With the continuous development and innovation of deep learning technology, GAN-based image generation methods are constantly being updated and improved. ProGAN [32] starts training from low-resolution image generation and gradually increases the image resolution, which both speeds up the training and stabilizes the training process while still being able to generate high-quality images. SAGAN [33] helps GANs to learn the global dependencies of images and generate higher-quality images by introducing an attention mechanism to GANs. BigGAN [34] substantially improves the quality of the generated images by adding orthogonal regularization to the generator, increasing the number of batch processes, and introducing spectral normalization based on SAGAN. StyleGAN [35] achieves controlled image generation by decoupling the hidden space vectors and separating the different style attributes that control the generated images. StyleGANv2 [25] further improves the quality of the generated images by disassembling AdaIN into Norm and Mod parts to eliminate artifacts.

SiftingGAN [36] introduced the GAN method to remote sensing image generation, proposing a GAN-based method to generate and filter labeled samples to increase the sample dataset. MARTA [37] applies DCGAN to remote sensing images and proposes an unsupervised model of multilayer feature matching to generate adversarial networks. EEGAN [38] proposes an edge-enhanced GAN algorithm that can combine the enhanced edges to generate images with clearer content. GAN-RSIGM [39] introduced the Wasserstein distance to the field of remote sensing image generation, proposing a remote sensing image generation method based on generative adversarial networks for creating high-resolution annotated samples for scene classification. Gu et al. [24] proposed an attention mechanism-based pseudo-annotated sample generation method and applied it to the scene classification of remote sensing images, which can be learned from a single natural image and can effectively generate enough pseudo-annotated samples from a single remote sensing scene image sample. MCGAN [40] uses multi-branch expansion convolution and classification branches to help the generator produce diverse and high-quality remote sensing images.

2.3. Feature Attention

Convolutional operations are processed under local neighborhoods with finite perceptual fields, which are prone to lose global information, and self-attention has become the latest advancement in capturing remote interactions [41]. Attention mechanisms enable deep learning to be more targeted in extracting features from samples [42], leading to an improvement in the accuracy of related tasks.
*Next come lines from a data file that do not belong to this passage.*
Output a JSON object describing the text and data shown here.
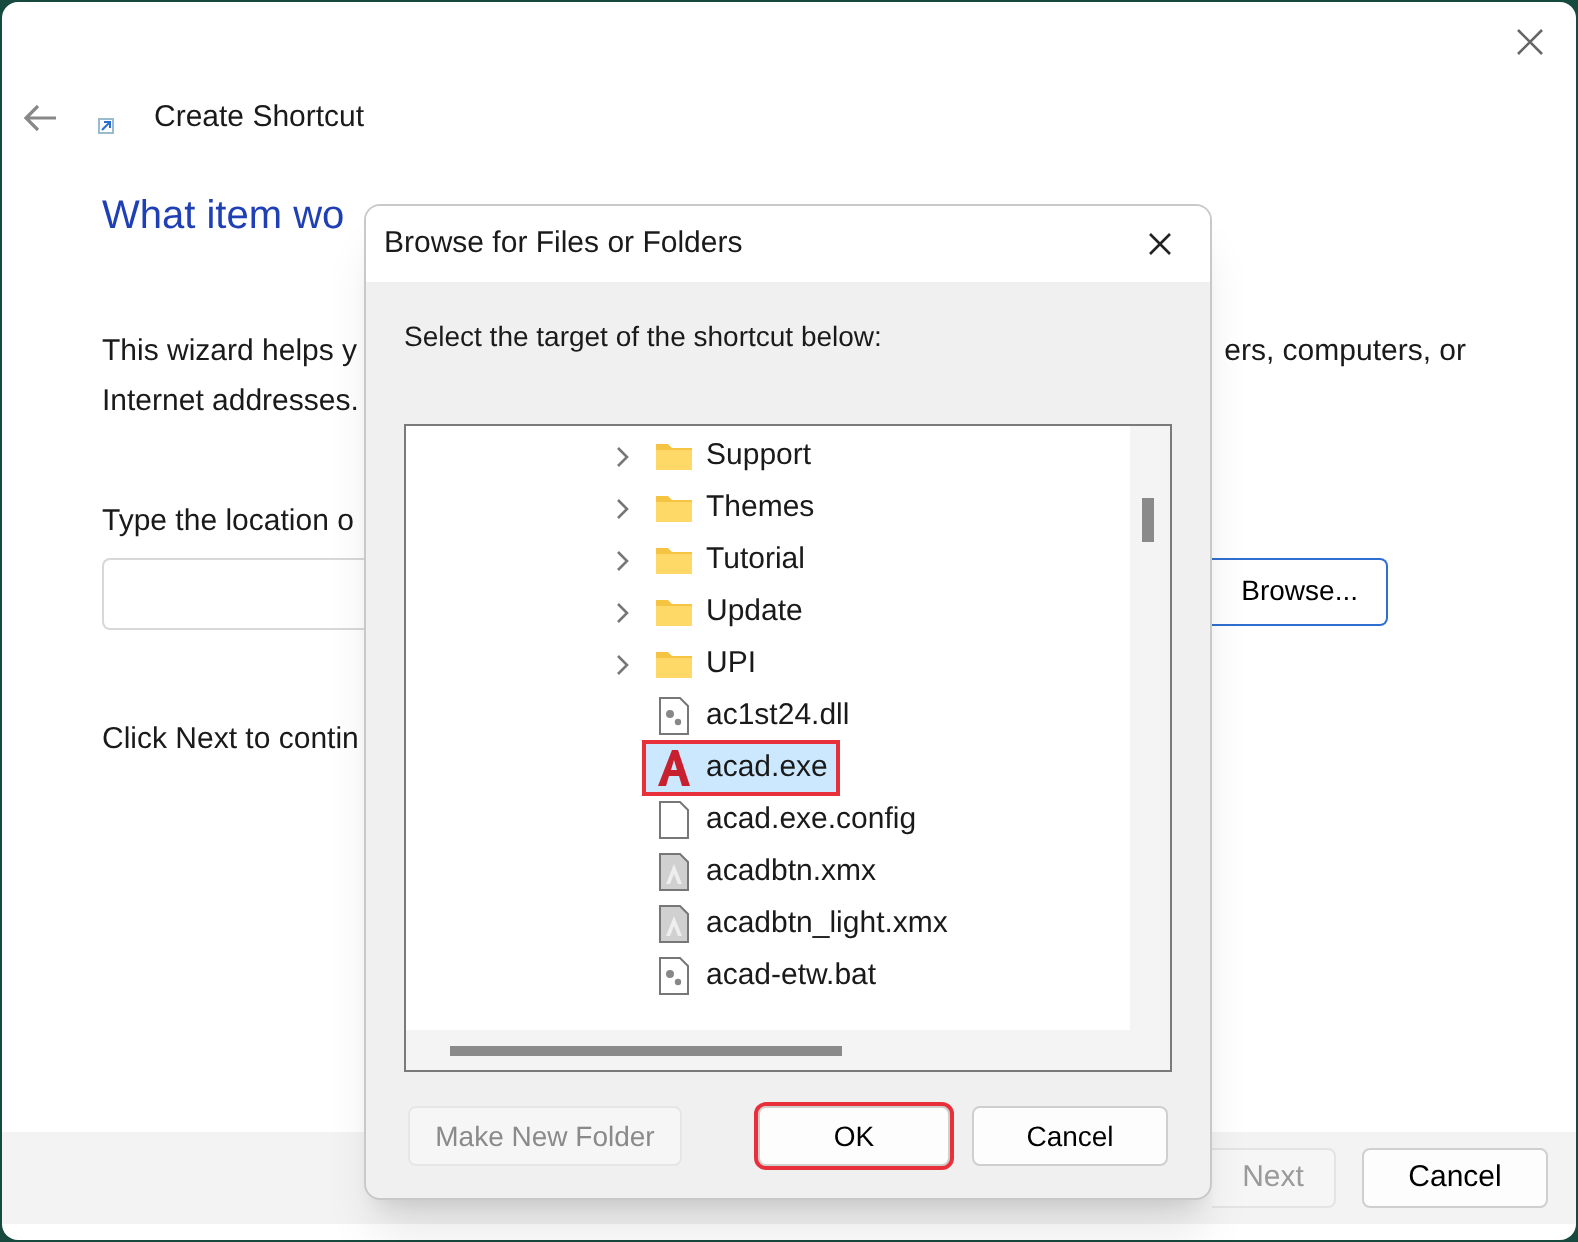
{
  "window": {
    "title": "Create Shortcut"
  },
  "wizard": {
    "heading": "What item wo",
    "intro_left": "This wizard helps y",
    "intro_right": "ers, computers, or",
    "intro_line2": "Internet addresses.",
    "location_label": "Type the location o",
    "browse_button": "Browse...",
    "footer_text": "Click Next to contin"
  },
  "footer_buttons": [
    {
      "label": "Next",
      "disabled": true
    },
    {
      "label": "Cancel",
      "disabled": false
    }
  ],
  "dialog": {
    "title": "Browse for Files or Folders",
    "instruction": "Select the target of the shortcut below:",
    "items": [
      {
        "kind": "folder",
        "label": "Support",
        "selected": false,
        "highlighted": false
      },
      {
        "kind": "folder",
        "label": "Themes",
        "selected": false,
        "highlighted": false
      },
      {
        "kind": "folder",
        "label": "Tutorial",
        "selected": false,
        "highlighted": false
      },
      {
        "kind": "folder",
        "label": "Update",
        "selected": false,
        "highlighted": false
      },
      {
        "kind": "folder",
        "label": "UPI",
        "selected": false,
        "highlighted": false
      },
      {
        "kind": "settings-file",
        "label": "ac1st24.dll",
        "selected": false,
        "highlighted": false
      },
      {
        "kind": "app",
        "label": "acad.exe",
        "selected": true,
        "highlighted": true
      },
      {
        "kind": "file",
        "label": "acad.exe.config",
        "selected": false,
        "highlighted": false
      },
      {
        "kind": "grey-file",
        "label": "acadbtn.xmx",
        "selected": false,
        "highlighted": false
      },
      {
        "kind": "grey-file",
        "label": "acadbtn_light.xmx",
        "selected": false,
        "highlighted": false
      },
      {
        "kind": "script",
        "label": "acad-etw.bat",
        "selected": false,
        "highlighted": false
      }
    ],
    "buttons": [
      {
        "label": "Make New Folder",
        "disabled": true,
        "highlighted": false
      },
      {
        "label": "OK",
        "disabled": false,
        "highlighted": true
      },
      {
        "label": "Cancel",
        "disabled": false,
        "highlighted": false
      }
    ]
  }
}
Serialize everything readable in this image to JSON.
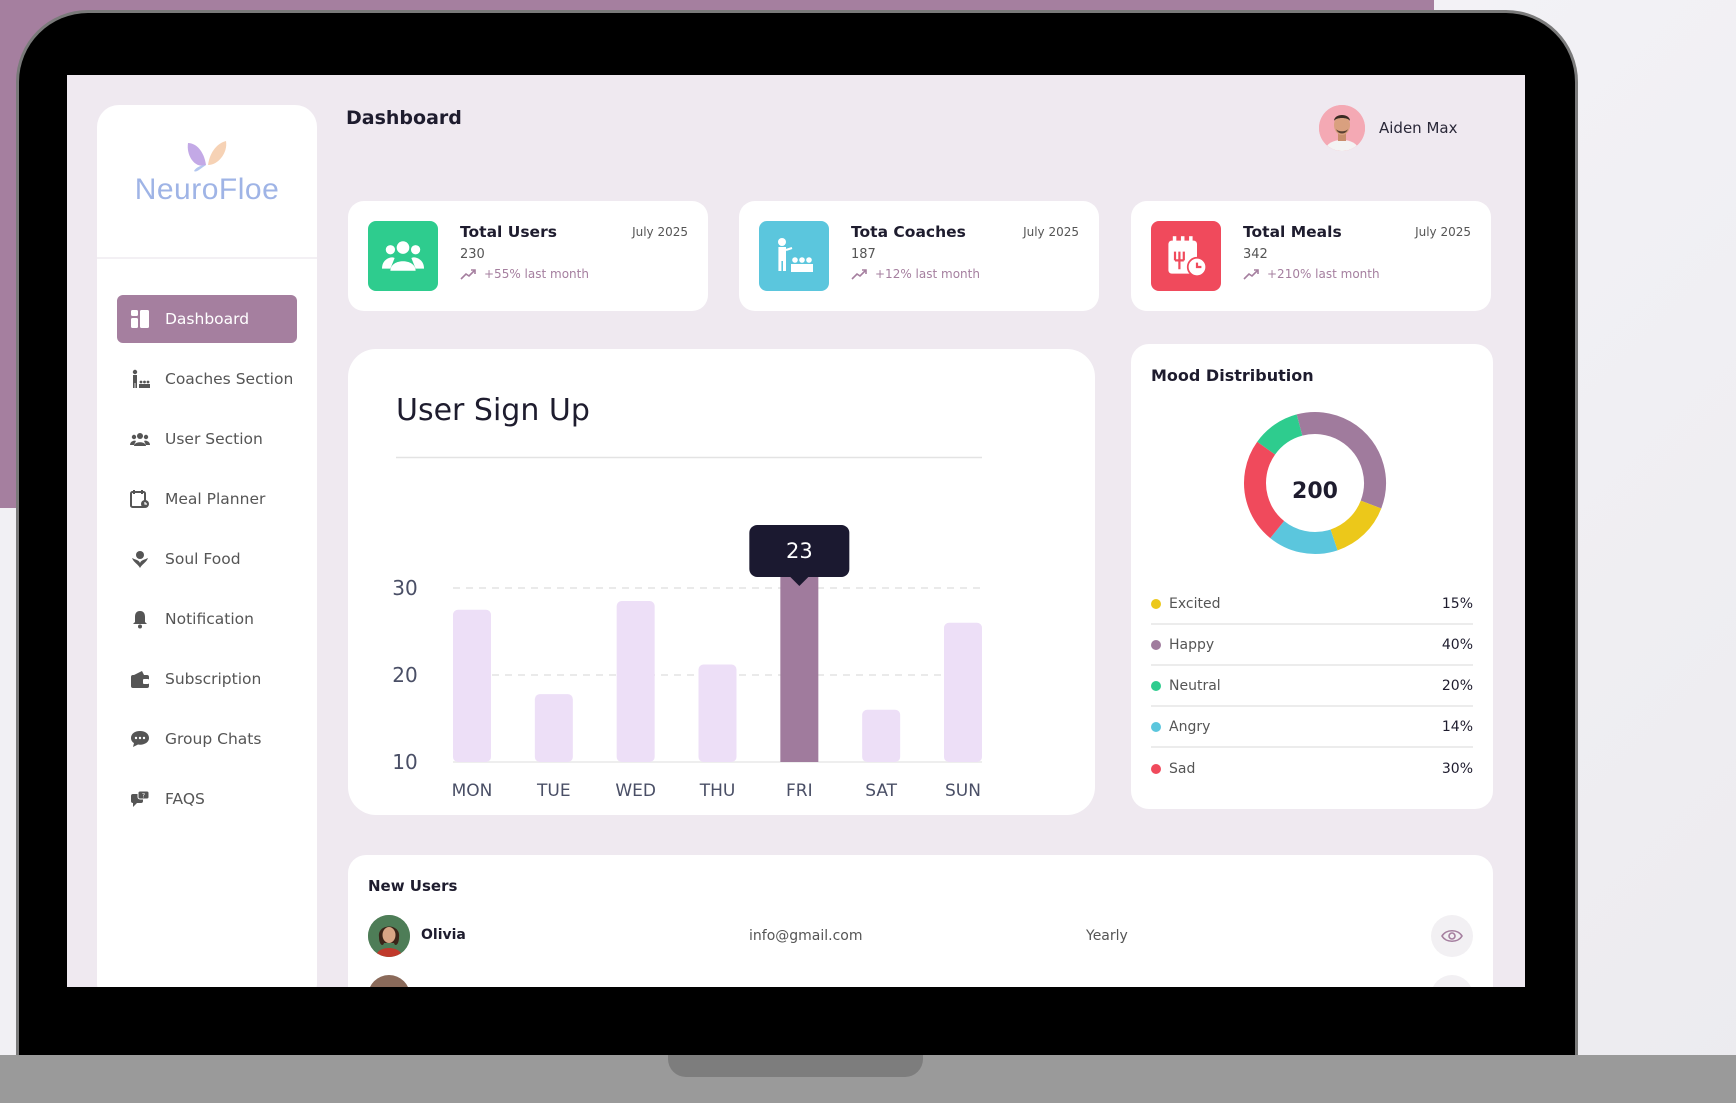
{
  "brand": {
    "name": "NeuroFloe"
  },
  "header": {
    "title": "Dashboard",
    "user_name": "Aiden Max"
  },
  "sidebar": {
    "items": [
      {
        "label": "Dashboard",
        "icon": "dashboard-icon",
        "active": true
      },
      {
        "label": "Coaches Section",
        "icon": "coach-icon"
      },
      {
        "label": "User Section",
        "icon": "users-icon"
      },
      {
        "label": "Meal Planner",
        "icon": "meal-icon"
      },
      {
        "label": "Soul Food",
        "icon": "soul-food-icon"
      },
      {
        "label": "Notification",
        "icon": "bell-icon"
      },
      {
        "label": "Subscription",
        "icon": "wallet-icon"
      },
      {
        "label": "Group Chats",
        "icon": "chat-icon"
      },
      {
        "label": "FAQS",
        "icon": "faq-icon"
      }
    ]
  },
  "stats": [
    {
      "title": "Total Users",
      "date": "July 2025",
      "value": "230",
      "trend": "+55% last month",
      "color": "#2ecc8e",
      "icon": "users-icon"
    },
    {
      "title": "Tota Coaches",
      "date": "July 2025",
      "value": "187",
      "trend": "+12% last month",
      "color": "#5bc6dd",
      "icon": "coach-icon"
    },
    {
      "title": "Total Meals",
      "date": "July 2025",
      "value": "342",
      "trend": "+210% last month",
      "color": "#f04a5c",
      "icon": "meal-icon"
    }
  ],
  "chart_data": {
    "type": "bar",
    "title": "User Sign Up",
    "categories": [
      "MON",
      "TUE",
      "WED",
      "THU",
      "FRI",
      "SAT",
      "SUN"
    ],
    "values": [
      27.5,
      17.8,
      28.5,
      21.2,
      31.5,
      16,
      26
    ],
    "ylim": [
      10,
      45
    ],
    "yticks": [
      10,
      20,
      30
    ],
    "highlight_index": 4,
    "tooltip": "23",
    "colors": {
      "bar": "#eddff7",
      "highlight": "#a07b9d",
      "tooltip": "#1b1930"
    }
  },
  "mood": {
    "title": "Mood Distribution",
    "total": "200",
    "items": [
      {
        "label": "Excited",
        "percent": "15%",
        "color": "#ecc81a"
      },
      {
        "label": "Happy",
        "percent": "40%",
        "color": "#a07b9d"
      },
      {
        "label": "Neutral",
        "percent": "20%",
        "color": "#2ecc8e"
      },
      {
        "label": "Angry",
        "percent": "14%",
        "color": "#5bc6dd"
      },
      {
        "label": "Sad",
        "percent": "30%",
        "color": "#f04a5c"
      }
    ]
  },
  "new_users": {
    "title": "New Users",
    "rows": [
      {
        "name": "Olivia",
        "email": "info@gmail.com",
        "plan": "Yearly"
      }
    ]
  }
}
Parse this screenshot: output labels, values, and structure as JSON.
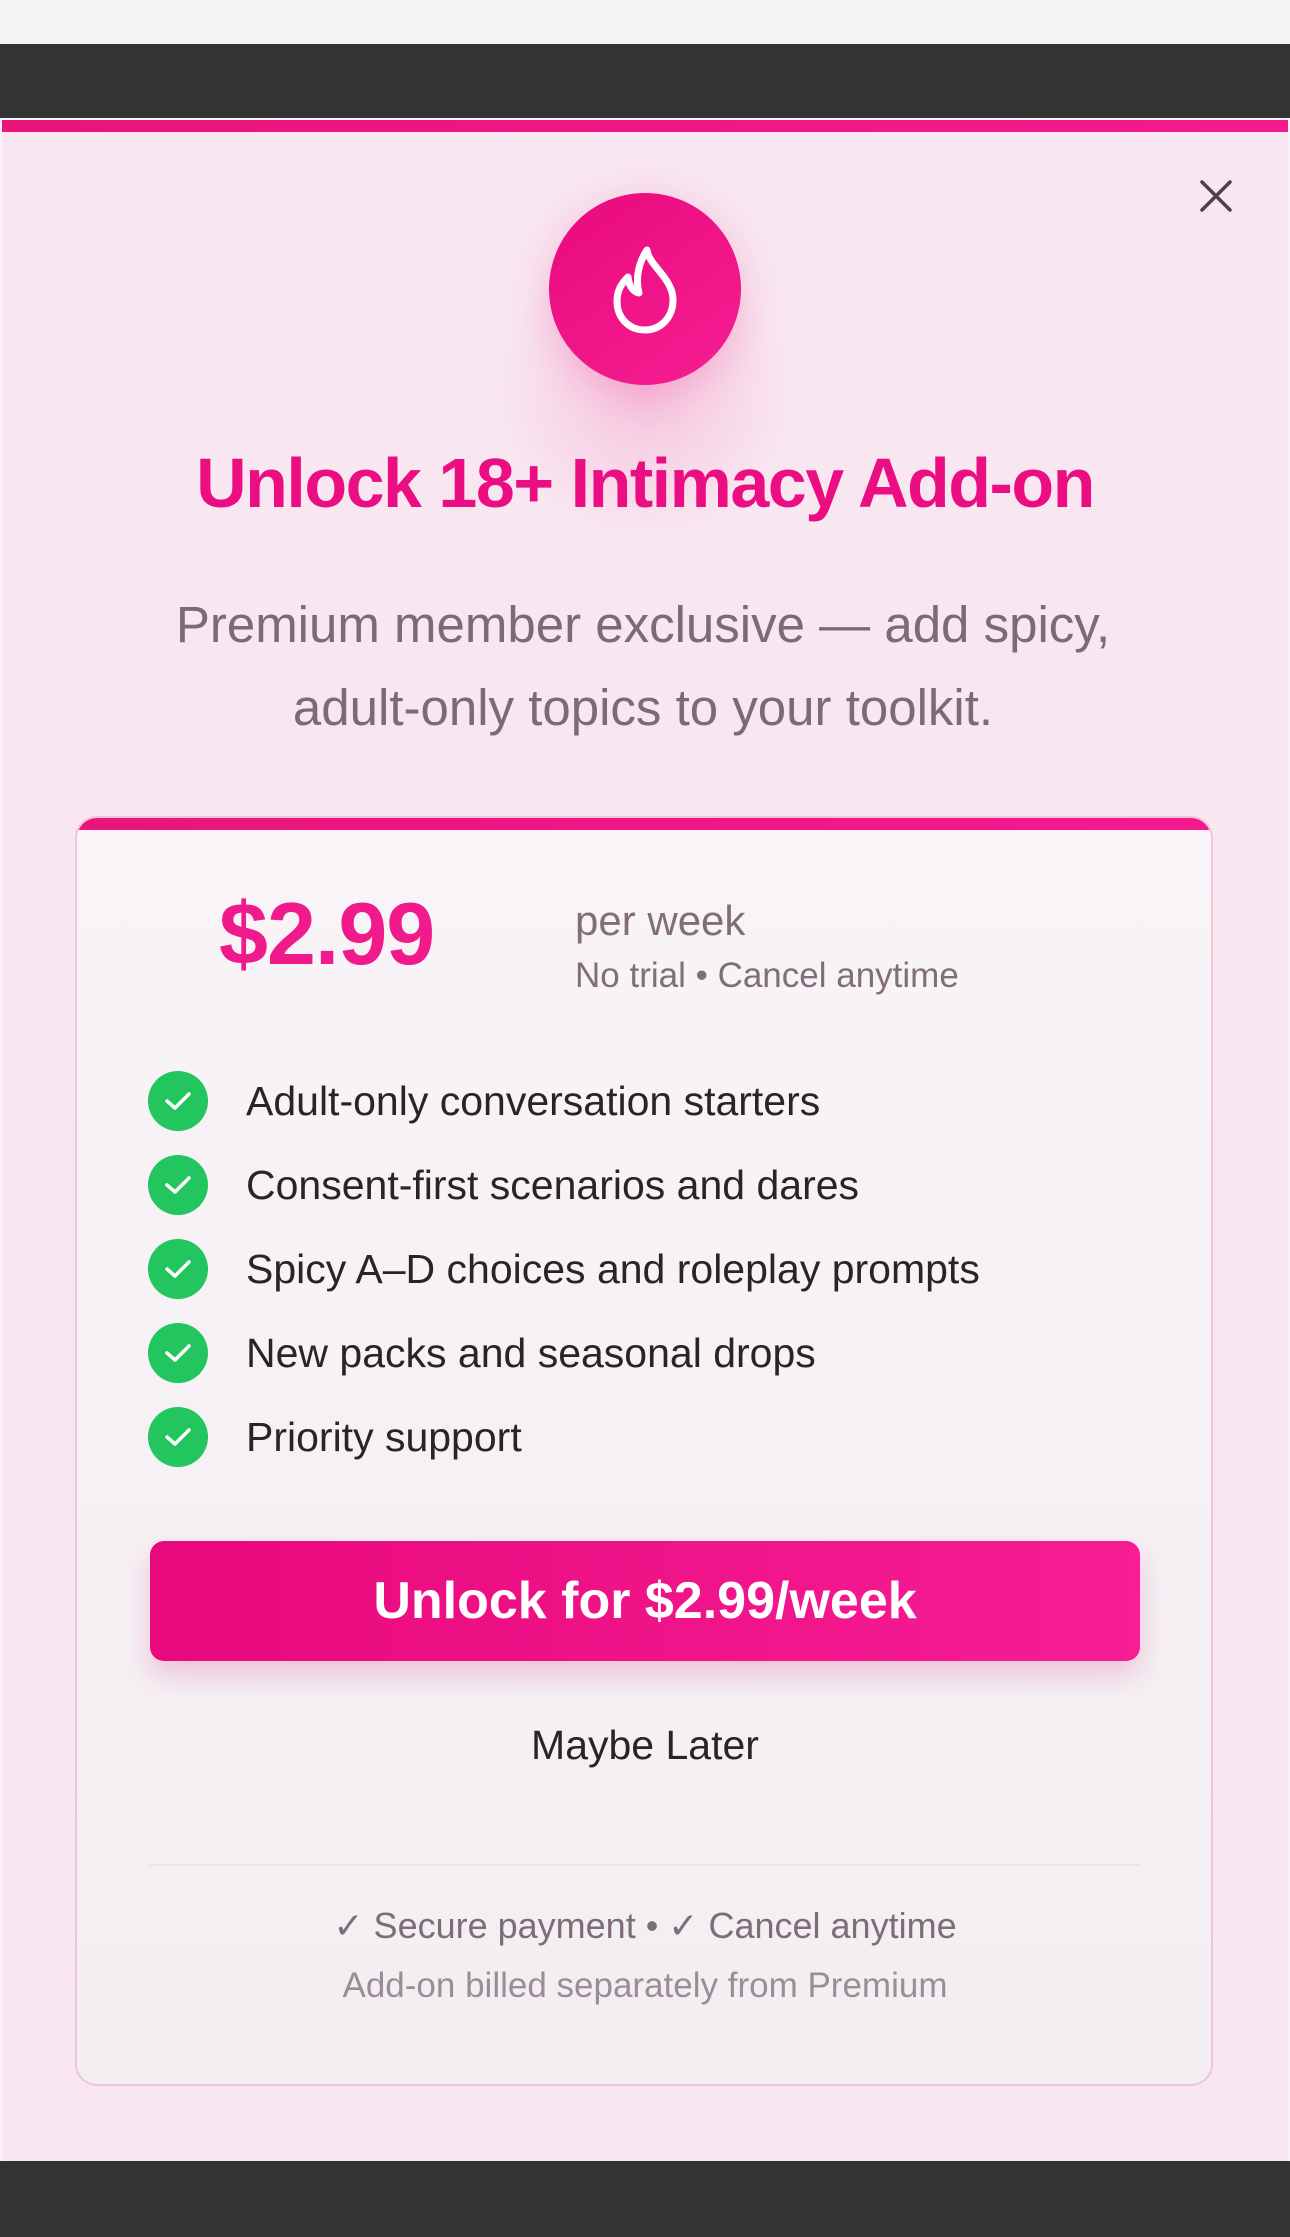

SENet [43] proposes a channel attention substructure, where the network model automatically obtains the importance of each feature channel by learning and models the interdependencies between feature channels. GSoP [44] proposes a simple and effective GSoP module that captures global second-order statistics. ECANet [45] proposes an ultra-lightweight attention module for local channel interactions. GCT [46] implements a channel-gated attention mechanism by gating weights and biases. FcaNet [47] proposes a multispectral channel attention approach to fully exploit image information by introducing more frequency components.

In the field of aerospace remote sensing, attention mechanisms also play an important role in many directions [48,49,50]. LMNet [51] proposes the Residual Transformer 3D-spatial Attention Module (RT3DsAM), which can learn feature representations from global information and filter important information.

3. Method

In this paper, we propose a gradient structure information-guided attention generative adversarial network (SGA-GAN). The structure sketch is shown in Figure 1, including the generator and discriminator. The generator network generates fake images from some random numbers extracted from a uniform distribution, and the discriminator network, as the adversary of the generator, tries to distinguish real images from fake images; both are trained iteratively. Finally, the generator network can perfectly generate realistic fake images, and the discriminator network can effectively determine whether the images are real or fake [20].

In order to improve the performance of the model in remote sensing images, this paper introduces the multidimensional self-attentive feature selection module (MAFM in Figure 1) into the generator network. Additionally, this paper uses the gradient structure information to guide the model to generate more realistic sample images.

3.1. Multidimensional Self-Attentive Module

The generator is the core part of the whole generative adversarial network, and the performance of this part determines the final quality of the generated images. The convolutional layer can only operate on the local proximity context of each spatial location in the feature map, which does not make good use of the contextual information.

CCNet [52] proposes the Criss-Cross Network to obtain contextual information in a more effective and efficient way, based on which this paper proposes a multidimensional self-attentive feature selection module (MAFM) for remote sensing image generation, which can improve the generator model performance by modeling the attentional feature map and connecting the localized convolutional feature map to a farther range. The data flow is shown in Figure 2a,b, which are two parts in series.

As shown in Figure 2a, the cross-attention module captures contextual information by obtaining the relationship of each point on the feature map with each of its points horizontally and vertically. This vertical and horizontal attention module is more lightweight and uses two cross-attention modules in series for the self-attention calculation on each feature map in the channel domain. The

P_{i}

and

P_{i}^{'}

weights are shared, and the relationship between each point and all points on that feature map can be obtained via cross-attention twice, which can capture dense global contextual information.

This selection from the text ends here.